The compliance check will evaluate the existing governance, organizational, physical, and technical measures in place and seek to address any gaps especially in the bank’s breach management protocol, with the view of preventing or mitigating similar incidents in the future.
Under Republic Act No. 10173, otherwise known as the Data Privacy Act of 2012 (Data Privacy Act), the NPC is mandated to ensure compliance of institutions with its provisions, which includes data breach notification, management and mitigation.
The NPC has been in contact with the bank since June 7, the first day news about the incident spread on social media. The agency said the high-profile nature of the incident and the potential harm to thousands of data subjects prompted it to immediately coordinate with the bank and its data protection officer to work towards containing the breach and lessening the impact of the incident.
According to NPC commissioner Raymund Liboro; “We appreciate BPI’s efforts to establish communication with the Commission throughout this episode to assuage our concern for the privacy of their depositor’s personal data..
“We believe the BPI management fully understands this, because of our shared goal of ensuring the protection of the privacy rights and interests of their clients” he added.
The privacy agency said the BPI incident involved a breach in security affecting the availability and integrity of information that relates to individuals, considered a personal data breach under NPC’s memorandum circular on personal data breach management.
“First, the BPI incident impacted information which is considered personal under the Data Privacy Act. This includes the processing of data, which is capable of uniquely identifying data subjects, such as the account information of BPI and BPI Family Bank customers contained in BPI’s systems,” Liboro said.
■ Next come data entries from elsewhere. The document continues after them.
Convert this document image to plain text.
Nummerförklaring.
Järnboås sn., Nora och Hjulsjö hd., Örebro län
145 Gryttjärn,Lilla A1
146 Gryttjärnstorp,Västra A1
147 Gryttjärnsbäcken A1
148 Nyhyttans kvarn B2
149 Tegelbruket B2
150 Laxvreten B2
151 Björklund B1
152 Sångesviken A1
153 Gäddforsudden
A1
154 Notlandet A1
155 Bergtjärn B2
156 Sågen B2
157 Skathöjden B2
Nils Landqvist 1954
“Second, the nature of the incident impacted both the availability and integrity of personal information considering that the incident resulted in the posting of erroneous account information and the prevention of its access to account holders. Under the law, impacts to availability and integrity of personal information may constitute a breach where loss and/or alteration to personal information occurs, whether accidentally or unlawfully,” he explained.
The National Privacy Commission recently held a general assembly of Data Privacy Officers (DPO) in the banking industry. The event, called DPO2, was conducted in cooperation with banking regulator the Banko Sentral ng Pilipinas (BSP) and the Bankers Association of the Philippines (BAP).
Next to the government, the NPC said the banking and finance sector’s Personal Information Controllers (PICs) are involved in high-risk processing, because of the nature of the data they process and the potential impact of breaches to economic security.